Spesso innovazione è sinonimo di dimostratore tecnologico. Con missioni spaziali sempre più lunghe e lontano dalla Terra, è concreta la possibilità che gli equipaggi possano stare male o involontariamente ferirsi così tanto da necessitare una prestazione chirurgica d’emergenza che vada oltre le abilità del medico-astronauta della spedizione. Si spera ovviamente di non farne uso ma, se ciò dovesse accadere, l’Università del Nebraska ha brevettato un piccolo robot MIRA – Miniaturized Robotic Assisted Surgery (letteralmente Chirurgia Robotica Assistita Miniaturizzata) da collaudare nell’avamposto.
MIRA è pensato per operare in due modalità: da remoto in diretta dalla Terra oppure eseguendo in automatico un ciclo programmato di istruzioni precaricate. Proprio il ritardo nella risposta dall’invio del comando (latenza) è uno degli aspetti che i ricercatori desiderano valutare: dove si trova l’avamposto è di circa mezzo secondo ma, andando verso Marte, è nell’ordine della decina di minuti. Così come la mobilità di una persona in microgravità è differente da quella terrestre venendo meno gli effetti dell’accelerazione di gravità, anche per i robot vanno calibrate le tarature di alcuni parametri e l’algoritmo con cui vengono calcolate le forze/coppie da applicare, acquisendo maggiore precisione negli spostamenti e nell’elaborazione dei compiti.
In prospettiva, le performance di MIRA potrebbero segnare lo sviluppo di una nuova generazione di robot chirurghi miniaturizzati non solo per l’impiego nello spazio.

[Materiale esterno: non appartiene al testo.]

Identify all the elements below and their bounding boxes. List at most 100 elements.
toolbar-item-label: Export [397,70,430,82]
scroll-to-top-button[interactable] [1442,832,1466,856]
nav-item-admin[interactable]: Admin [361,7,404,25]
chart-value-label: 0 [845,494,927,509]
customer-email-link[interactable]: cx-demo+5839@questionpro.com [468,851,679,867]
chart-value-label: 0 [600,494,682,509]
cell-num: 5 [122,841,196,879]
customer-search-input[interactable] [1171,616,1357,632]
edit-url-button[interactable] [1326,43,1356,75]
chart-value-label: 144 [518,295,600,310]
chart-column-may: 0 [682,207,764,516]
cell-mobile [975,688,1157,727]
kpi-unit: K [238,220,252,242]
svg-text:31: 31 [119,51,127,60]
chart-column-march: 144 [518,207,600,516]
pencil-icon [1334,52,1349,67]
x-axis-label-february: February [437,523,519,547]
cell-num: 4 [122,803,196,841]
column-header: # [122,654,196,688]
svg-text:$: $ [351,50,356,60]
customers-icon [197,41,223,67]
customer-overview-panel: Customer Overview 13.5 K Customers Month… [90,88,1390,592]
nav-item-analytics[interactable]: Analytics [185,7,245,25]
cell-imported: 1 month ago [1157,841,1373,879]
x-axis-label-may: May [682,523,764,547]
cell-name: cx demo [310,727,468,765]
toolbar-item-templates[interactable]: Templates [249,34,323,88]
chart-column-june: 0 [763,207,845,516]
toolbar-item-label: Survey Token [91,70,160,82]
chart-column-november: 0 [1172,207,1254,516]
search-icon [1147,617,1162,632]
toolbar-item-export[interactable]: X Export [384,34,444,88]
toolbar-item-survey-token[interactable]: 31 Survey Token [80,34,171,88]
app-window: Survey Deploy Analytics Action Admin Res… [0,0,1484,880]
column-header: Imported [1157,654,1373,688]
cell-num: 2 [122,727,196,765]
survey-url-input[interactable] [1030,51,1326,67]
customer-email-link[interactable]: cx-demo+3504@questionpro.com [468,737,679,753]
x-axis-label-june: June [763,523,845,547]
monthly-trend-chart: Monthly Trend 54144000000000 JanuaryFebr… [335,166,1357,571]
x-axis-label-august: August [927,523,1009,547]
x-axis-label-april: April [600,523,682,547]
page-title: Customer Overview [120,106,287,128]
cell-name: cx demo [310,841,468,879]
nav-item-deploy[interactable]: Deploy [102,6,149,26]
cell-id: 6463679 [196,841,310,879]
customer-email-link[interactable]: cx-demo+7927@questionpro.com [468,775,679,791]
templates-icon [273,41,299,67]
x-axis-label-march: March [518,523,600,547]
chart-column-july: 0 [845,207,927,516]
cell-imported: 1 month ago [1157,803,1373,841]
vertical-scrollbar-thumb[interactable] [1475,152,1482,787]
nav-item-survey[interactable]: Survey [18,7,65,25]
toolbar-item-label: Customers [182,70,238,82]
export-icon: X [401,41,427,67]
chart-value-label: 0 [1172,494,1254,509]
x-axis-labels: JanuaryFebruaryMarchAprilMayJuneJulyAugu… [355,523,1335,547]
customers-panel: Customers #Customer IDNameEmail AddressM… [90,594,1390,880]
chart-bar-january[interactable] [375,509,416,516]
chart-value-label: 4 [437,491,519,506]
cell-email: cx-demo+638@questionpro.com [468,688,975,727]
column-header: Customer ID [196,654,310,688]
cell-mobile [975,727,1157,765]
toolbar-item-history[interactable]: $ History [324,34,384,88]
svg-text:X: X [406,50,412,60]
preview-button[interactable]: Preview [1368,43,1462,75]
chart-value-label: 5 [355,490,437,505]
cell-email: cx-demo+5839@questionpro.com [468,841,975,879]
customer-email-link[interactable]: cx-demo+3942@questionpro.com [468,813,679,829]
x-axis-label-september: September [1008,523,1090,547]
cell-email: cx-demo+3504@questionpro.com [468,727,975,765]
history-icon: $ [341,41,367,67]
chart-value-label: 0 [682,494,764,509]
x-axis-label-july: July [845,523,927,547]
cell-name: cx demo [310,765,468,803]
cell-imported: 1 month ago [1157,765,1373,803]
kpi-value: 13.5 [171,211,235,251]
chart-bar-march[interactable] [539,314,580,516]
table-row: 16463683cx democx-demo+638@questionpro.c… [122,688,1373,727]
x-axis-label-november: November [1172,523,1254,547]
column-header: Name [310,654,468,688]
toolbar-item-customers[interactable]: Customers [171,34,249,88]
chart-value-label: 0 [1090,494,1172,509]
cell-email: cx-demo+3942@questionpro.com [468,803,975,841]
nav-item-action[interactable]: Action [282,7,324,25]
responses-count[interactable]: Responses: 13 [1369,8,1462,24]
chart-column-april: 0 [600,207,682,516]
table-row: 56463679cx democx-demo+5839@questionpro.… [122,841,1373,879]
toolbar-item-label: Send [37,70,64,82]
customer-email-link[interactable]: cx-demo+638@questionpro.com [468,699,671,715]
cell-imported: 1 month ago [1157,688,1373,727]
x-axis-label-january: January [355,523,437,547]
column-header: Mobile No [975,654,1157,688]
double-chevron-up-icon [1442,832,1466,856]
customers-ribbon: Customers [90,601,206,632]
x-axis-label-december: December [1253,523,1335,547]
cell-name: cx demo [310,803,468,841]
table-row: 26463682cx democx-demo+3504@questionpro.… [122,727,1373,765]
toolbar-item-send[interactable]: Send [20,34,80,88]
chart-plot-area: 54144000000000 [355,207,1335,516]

Concretamente si parla di destinarli alle aree rurali della Terra, dove la presenza di medici nella popolazione si è ridotta drasticamente. Oggi la chirurgia robotica non è più un’utopia, si stanno facendo sforzi per poter operare dei pazienti a distanza. Rendere questa sofisticata tecnologia accessibile e disponibile nel globo aiuterà a salvare tante vite, spesso spezzate per la mancanza di accesso alle prestazioni sanitarie più basilari.

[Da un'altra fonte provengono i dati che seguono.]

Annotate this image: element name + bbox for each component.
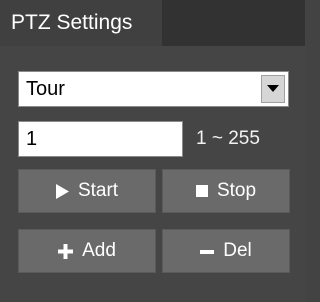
delete-button[interactable]: Del [162, 229, 290, 273]
start-button-label: Start [77, 180, 119, 201]
start-button[interactable]: Start [18, 169, 156, 213]
add-button-label: Add [82, 240, 116, 261]
chevron-down-icon [267, 85, 279, 92]
mode-select[interactable]: Tour [18, 71, 289, 107]
panel-header: PTZ Settings [0, 0, 305, 46]
tour-number-input[interactable] [18, 121, 183, 157]
delete-button-label: Del [223, 240, 252, 261]
play-icon [55, 183, 69, 199]
dropdown-arrow-button[interactable] [261, 75, 285, 103]
ptz-settings-panel: PTZ Settings Tour 1 ~ 255 Start Stop Add [0, 0, 305, 302]
add-button[interactable]: Add [18, 229, 156, 273]
tour-number-range: 1 ~ 255 [196, 128, 260, 149]
plus-icon [58, 243, 74, 259]
panel-title: PTZ Settings [11, 11, 133, 34]
minus-icon [200, 249, 215, 254]
tab-ptz-settings[interactable]: PTZ Settings [0, 0, 162, 46]
mode-select-value: Tour [26, 78, 65, 100]
stop-button-label: Stop [216, 180, 257, 201]
stop-icon [195, 185, 208, 197]
stop-button[interactable]: Stop [162, 169, 290, 213]
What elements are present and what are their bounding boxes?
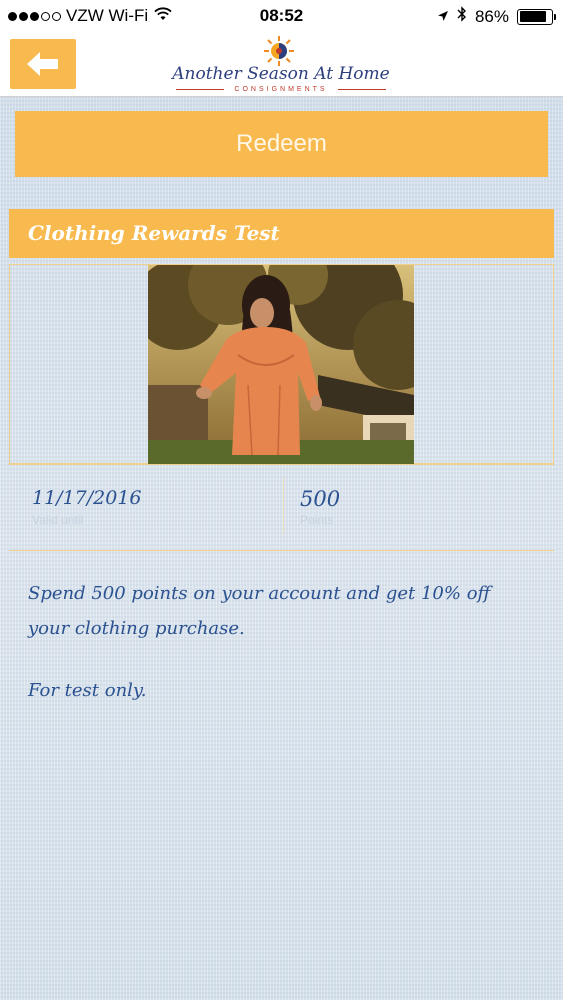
status-right: 86% <box>437 6 556 27</box>
details-divider <box>9 464 554 465</box>
back-arrow-icon <box>27 52 58 76</box>
battery-icon <box>517 8 556 25</box>
details-column-separator <box>283 478 284 534</box>
back-button[interactable] <box>10 39 76 89</box>
location-arrow-icon <box>437 7 449 27</box>
app-header: Another Season At Home CONSIGNMENTS <box>0 34 563 97</box>
reward-note: For test only. <box>28 680 147 701</box>
reward-points: 500 <box>300 487 341 511</box>
brand-logo[interactable]: Another Season At Home CONSIGNMENTS <box>170 34 392 96</box>
details-divider-bottom <box>9 550 554 551</box>
status-bar: VZW Wi-Fi 08:52 86% <box>0 0 563 34</box>
reward-photo <box>148 265 414 464</box>
reward-date-label: Valid until <box>32 513 84 527</box>
logo-wordmark: Another Season At Home <box>172 64 390 84</box>
reward-date: 11/17/2016 <box>32 487 142 509</box>
reward-title: Clothing Rewards Test <box>28 221 280 245</box>
redeem-button[interactable]: Redeem <box>15 111 548 177</box>
logo-rule-right <box>338 89 386 90</box>
reward-description: Spend 500 points on your account and get… <box>28 583 491 639</box>
reward-points-label: Points <box>300 513 334 527</box>
battery-fill <box>519 11 547 22</box>
sun-logo-icon <box>264 36 294 66</box>
battery-percent: 86% <box>474 6 509 26</box>
reward-title-bar: Clothing Rewards Test <box>9 209 554 258</box>
bluetooth-icon <box>457 6 467 27</box>
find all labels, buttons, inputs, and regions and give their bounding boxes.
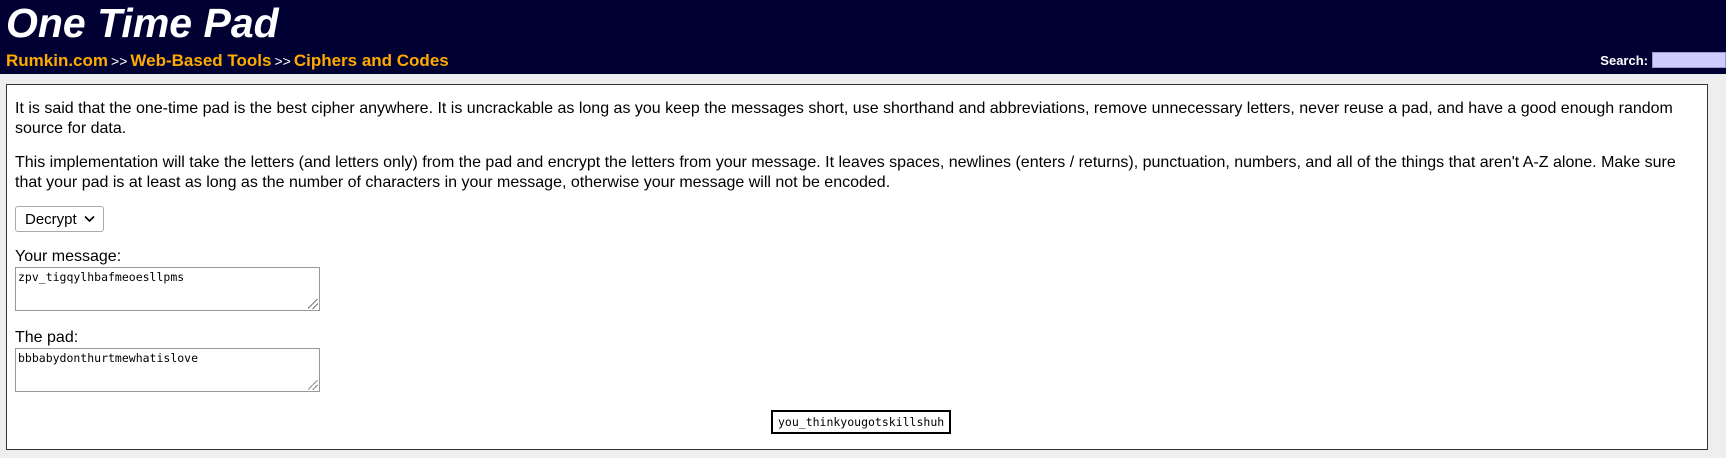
pad-label: The pad: <box>15 329 79 346</box>
chevron-down-icon <box>84 212 95 226</box>
intro-paragraph: It is said that the one-time pad is the … <box>15 100 1673 137</box>
result-output: you_thinkyougotskillshuh <box>771 410 952 434</box>
breadcrumb-link-ciphers-and-codes[interactable]: Ciphers and Codes <box>294 51 449 70</box>
search-label: Search: <box>1600 52 1648 68</box>
message-textarea[interactable]: zpv_tigqylhbafmeoesllpms <box>15 267 320 311</box>
breadcrumb: Rumkin.com >> Web-Based Tools >> Ciphers and… <box>6 51 449 72</box>
pad-text: bbbabydonthurtmewhatislove <box>18 351 199 365</box>
resize-handle-icon[interactable] <box>308 380 318 390</box>
search-box: Search: <box>1600 52 1726 68</box>
message-text: zpv_tigqylhbafmeoesllpms <box>18 270 185 284</box>
breadcrumb-separator: >> <box>111 53 128 69</box>
resize-handle-icon[interactable] <box>308 299 318 309</box>
description-paragraph: This implementation will take the letter… <box>15 154 1676 191</box>
pad-textarea[interactable]: bbbabydonthurtmewhatislove <box>15 348 320 392</box>
message-label: Your message: <box>15 248 122 265</box>
breadcrumb-link-web-based-tools[interactable]: Web-Based Tools <box>130 51 271 70</box>
search-input[interactable] <box>1652 52 1726 68</box>
site-header: One Time Pad Rumkin.com >> Web-Based Tools… <box>0 0 1726 74</box>
mode-select-value: Decrypt <box>25 210 77 228</box>
main-content: It is said that the one-time pad is the … <box>6 84 1708 450</box>
breadcrumb-separator: >> <box>274 53 291 69</box>
mode-select[interactable]: Decrypt <box>15 206 104 232</box>
page-title: One Time Pad <box>6 0 279 46</box>
breadcrumb-link-rumkin[interactable]: Rumkin.com <box>6 51 108 70</box>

Si prevede che Cygnus NG-20 resti in orbita per alcuni mesi, fino a maggio grossomodo. La durata della missione è variabile e strettamente dipendente dalle necessità della stazione. I serbatoi del veicoli sono pieni di carburante che può essere consumato o per il mantenimento orbitale della stazione spaziale parallelamente alle Progress russe oppure per svolgere una missione secondaria dopo il distacco mentre orbita in volo libero intorno alla Terra.

In laboratorio si hanno difficoltà nel replicare in modo fedele particolari condizioni nonostante i migliori strumenti di modellazione; niente è più probante di una prova sul campo. Il rientro distruttivo in atmosfera è anche lo scenario ideale per un ultimo studio che NASA ha predisposto per questa missione con la collaborazione dell’Università del Kentucky: Kentucky Re-entry Probe Experiment-2 (KREPE-2). Ciò fa seguito a KREPE-1 che ha avuto luogo nel 2021 con Cygnus NG-16 con l’obiettivo di raccogliere dati sulla resistenza degli scudi termici e di affinare i modelli di simulazione. A differenza del recente passato ci saranno due capsule in più, cinque totali, per valutare la protezione offerta da differenti materiali sia in uso che sperimentali. Le sonde sono provviste di sensori che registrano svariati parametri d’interesse dall’avvenuto rientro al contatto dopo la caduta nell’Oceano Pacifico insieme ai resti incombusti di Cygnus. Adesso i dati compressi in pacchetti vengono trasmessi alla costellazione di satelliti Iridium per essere messi a disposizione dei ricercatori.